Au sein de l’UE aussi, on assassine des journalistes d’investigation

En Slovaquie, le journaliste d’investigation Ján Kuciak, âgé de 27 ans, et sa fiancée Martina Kušnírova, ont été retrouvés morts dimanche, abattus à bout portant dans leur maison située à 65 km de Bratislava.

Kuciak travaillait pour le site d’actualités Aktuality.sk, un titre du groupe de médias germano-suisse Axel Springer. Il enquêtait sur des soupçons de fraude fiscale orchestrée par la Ndrangheta, la mafia calabraise. Des résidents slovaques, complices de cette dernière, auraient détourné des subventions européennes à son profit. Précédemment, il avait écrit des rapports sur des affaires de fraude fiscale impliquant des hommes d’affaires liés au parti Smer du Premier ministre slovaque Robert Fico.

Kuciak s’était entre autres intéressé à Ladislav Bašternák, un homme d’affaires controversé qui possède le complexe immobilier dans lequel réside le Premier ministre slovaque.

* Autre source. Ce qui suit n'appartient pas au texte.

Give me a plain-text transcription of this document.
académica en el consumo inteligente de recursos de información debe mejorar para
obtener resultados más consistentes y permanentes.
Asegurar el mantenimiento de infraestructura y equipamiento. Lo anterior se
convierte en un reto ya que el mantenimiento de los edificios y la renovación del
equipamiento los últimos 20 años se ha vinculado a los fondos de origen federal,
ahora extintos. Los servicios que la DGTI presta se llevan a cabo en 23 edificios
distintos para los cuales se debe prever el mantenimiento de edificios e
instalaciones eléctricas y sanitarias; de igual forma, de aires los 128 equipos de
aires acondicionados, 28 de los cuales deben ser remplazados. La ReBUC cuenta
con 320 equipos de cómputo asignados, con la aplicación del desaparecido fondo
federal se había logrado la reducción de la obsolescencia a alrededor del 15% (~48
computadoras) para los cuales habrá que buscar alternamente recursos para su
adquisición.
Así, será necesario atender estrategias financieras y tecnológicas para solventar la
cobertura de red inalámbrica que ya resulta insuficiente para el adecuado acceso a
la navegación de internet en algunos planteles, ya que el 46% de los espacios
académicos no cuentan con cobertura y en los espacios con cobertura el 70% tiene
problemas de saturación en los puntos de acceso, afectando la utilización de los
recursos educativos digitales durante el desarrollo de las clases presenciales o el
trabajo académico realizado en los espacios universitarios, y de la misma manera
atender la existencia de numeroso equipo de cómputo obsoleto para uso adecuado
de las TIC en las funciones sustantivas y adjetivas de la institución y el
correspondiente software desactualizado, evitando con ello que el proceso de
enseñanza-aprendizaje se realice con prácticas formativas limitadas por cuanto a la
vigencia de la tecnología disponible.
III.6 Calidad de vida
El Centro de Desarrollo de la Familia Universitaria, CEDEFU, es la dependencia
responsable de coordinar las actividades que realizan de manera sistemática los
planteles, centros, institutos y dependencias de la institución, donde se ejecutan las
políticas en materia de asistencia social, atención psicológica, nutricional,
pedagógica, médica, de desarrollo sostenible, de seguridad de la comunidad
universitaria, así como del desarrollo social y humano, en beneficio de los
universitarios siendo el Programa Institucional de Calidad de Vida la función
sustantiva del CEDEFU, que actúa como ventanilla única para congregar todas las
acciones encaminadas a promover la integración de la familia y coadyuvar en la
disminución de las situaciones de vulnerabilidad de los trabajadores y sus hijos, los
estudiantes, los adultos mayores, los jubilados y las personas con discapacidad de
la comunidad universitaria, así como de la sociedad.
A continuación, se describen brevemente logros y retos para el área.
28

Les « sales prostitués antislovaques » du Premier ministre

“S’il s’avère que la mort du journaliste d’investigation était liée à son travail, cela signifierait qu’il s’agit d’une attaque sans précédent sur la liberté de la presse et la démocratie en Slovaquie”, a déclaré Fico dans un communiqué. 

Son gouvernement a promis le versement d’une prime de 1 million d’euros à toute personne susceptible de fournir des informations pertinentes sur ces meurtres.

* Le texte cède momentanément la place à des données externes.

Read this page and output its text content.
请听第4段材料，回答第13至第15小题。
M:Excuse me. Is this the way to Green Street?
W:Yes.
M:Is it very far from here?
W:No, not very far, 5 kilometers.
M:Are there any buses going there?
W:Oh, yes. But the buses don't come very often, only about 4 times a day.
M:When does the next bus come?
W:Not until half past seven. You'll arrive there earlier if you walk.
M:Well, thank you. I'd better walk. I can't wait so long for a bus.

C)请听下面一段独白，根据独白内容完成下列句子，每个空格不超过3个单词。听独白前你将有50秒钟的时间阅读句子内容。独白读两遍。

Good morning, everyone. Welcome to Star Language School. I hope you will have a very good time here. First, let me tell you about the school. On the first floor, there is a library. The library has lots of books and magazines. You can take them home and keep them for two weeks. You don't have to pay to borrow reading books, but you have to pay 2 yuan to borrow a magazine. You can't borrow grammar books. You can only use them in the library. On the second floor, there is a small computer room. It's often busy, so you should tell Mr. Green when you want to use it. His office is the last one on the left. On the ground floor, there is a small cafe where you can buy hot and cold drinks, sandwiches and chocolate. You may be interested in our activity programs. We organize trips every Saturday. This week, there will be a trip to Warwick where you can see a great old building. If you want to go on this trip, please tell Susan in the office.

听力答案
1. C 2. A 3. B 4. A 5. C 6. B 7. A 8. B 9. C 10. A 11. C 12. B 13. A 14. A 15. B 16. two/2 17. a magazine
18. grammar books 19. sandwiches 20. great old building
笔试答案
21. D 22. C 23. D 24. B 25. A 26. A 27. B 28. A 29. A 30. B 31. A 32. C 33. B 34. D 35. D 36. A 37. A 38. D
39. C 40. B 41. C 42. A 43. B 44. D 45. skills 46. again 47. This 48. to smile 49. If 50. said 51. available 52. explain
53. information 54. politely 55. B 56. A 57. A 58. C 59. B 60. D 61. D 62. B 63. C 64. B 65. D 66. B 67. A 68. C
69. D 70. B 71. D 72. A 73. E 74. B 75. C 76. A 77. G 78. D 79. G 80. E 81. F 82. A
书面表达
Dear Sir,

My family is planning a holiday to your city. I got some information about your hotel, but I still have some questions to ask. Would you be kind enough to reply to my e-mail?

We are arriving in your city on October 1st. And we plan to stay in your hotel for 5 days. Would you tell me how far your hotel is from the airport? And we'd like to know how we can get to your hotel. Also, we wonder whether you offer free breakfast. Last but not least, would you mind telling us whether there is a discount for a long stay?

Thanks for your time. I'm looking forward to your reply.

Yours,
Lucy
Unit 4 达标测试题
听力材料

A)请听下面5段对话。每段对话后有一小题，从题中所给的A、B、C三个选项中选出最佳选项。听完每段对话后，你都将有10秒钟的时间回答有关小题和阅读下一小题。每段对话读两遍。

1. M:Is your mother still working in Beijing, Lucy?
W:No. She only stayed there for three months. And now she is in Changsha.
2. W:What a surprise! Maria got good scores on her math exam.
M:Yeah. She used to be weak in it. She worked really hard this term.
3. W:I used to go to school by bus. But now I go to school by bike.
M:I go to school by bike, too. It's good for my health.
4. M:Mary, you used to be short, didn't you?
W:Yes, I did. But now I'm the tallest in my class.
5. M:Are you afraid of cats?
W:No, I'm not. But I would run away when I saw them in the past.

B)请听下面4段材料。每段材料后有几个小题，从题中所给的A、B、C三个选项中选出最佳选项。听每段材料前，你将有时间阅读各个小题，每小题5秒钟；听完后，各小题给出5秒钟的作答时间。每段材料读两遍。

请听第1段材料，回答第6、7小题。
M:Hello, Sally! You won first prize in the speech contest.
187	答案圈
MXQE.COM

Mais Fico n’a pas toujours manifesté de la sympathie à l’égard des journalistes. En 2016, il avait qualifié les reporters présents lors d’une conférence de presse de “sales prostitués antislovaques”.

C’est le deuxième meurtre récent d’un journaliste au sein de l’UE

Le meurtre a été fermement condamné par divers groupes politiques et journalistiques européens. Les journaux slovaques ont publié des éditoriaux dans lesquels ils demandent au gouvernement non seulement de retrouver les assassins, mais aussi de protéger la liberté d’expression.

C’est le deuxième meurtre récent d’un journaliste enquêtant sur des affaires de corruption dans un État membre de l’UE. En octobre dernier, Daphne Caruana Galizia a été tuée à Malte lors de l’explosion de sa voiture qui avait été piégée. Elle avait notamment travaillé sur le dossier des Panama Papers.

“Même durant la décennie anarchique et turbulente qui a fait suite à la fin du communisme en 1989, aucun journaliste n’a été tué en Slovaquie. [Certains ont été] Battus et menacés, oui, en de multiples occasions. Mais jamais exécutés d’une balle dans le cœur ou dans la tête”, écrit Tom Nicholson dans un article d’hommage publié par Politico.

Un terreau propice

Le journal slovaque Niviny accuse le Premier ministre Fico d’avoir créé le terreau propice à ce genre de meurtres :

“Robert Fico est pour partie responsable d’un climat dans lequel on tente simplement de tuer des journalistes. Quand le chef de gouvernement décrit un groupe professionnel entier de “prostitués”, cela envoie un signal clair que la saison de chasse est ouverte pour ses membres. (…). Le Premier ministre ne pourra se soustraire à sa responsabilité morale sur cette affaire”.

“C’est la liberté du monde qui a été attaquée”, pour SME, un autre journal slovaque. “Le but était non seulement de faire taire une personne, mais aussi d’effrayer tout le monde. Le meurtre d’un journaliste est aussi une attaque sur le grand public; après tout, les journalistes sont les yeux, les oreilles et les bouches du peuple”.

Un dernier pavé dans le marécage

L’organisation du journalisme d’investigation OCCRP a décidé de publier mercredi le dernier article inachevé de Kuciak. Celui-relate le recrutement comme assistante par Robert Fico de Maria Troskova, une ex-candidate de Miss Univers qui a co-fondé une entreprise avec un Italien résidant en Slovaquie et soupçonné d’avoir des liens avec la Ndrangheta.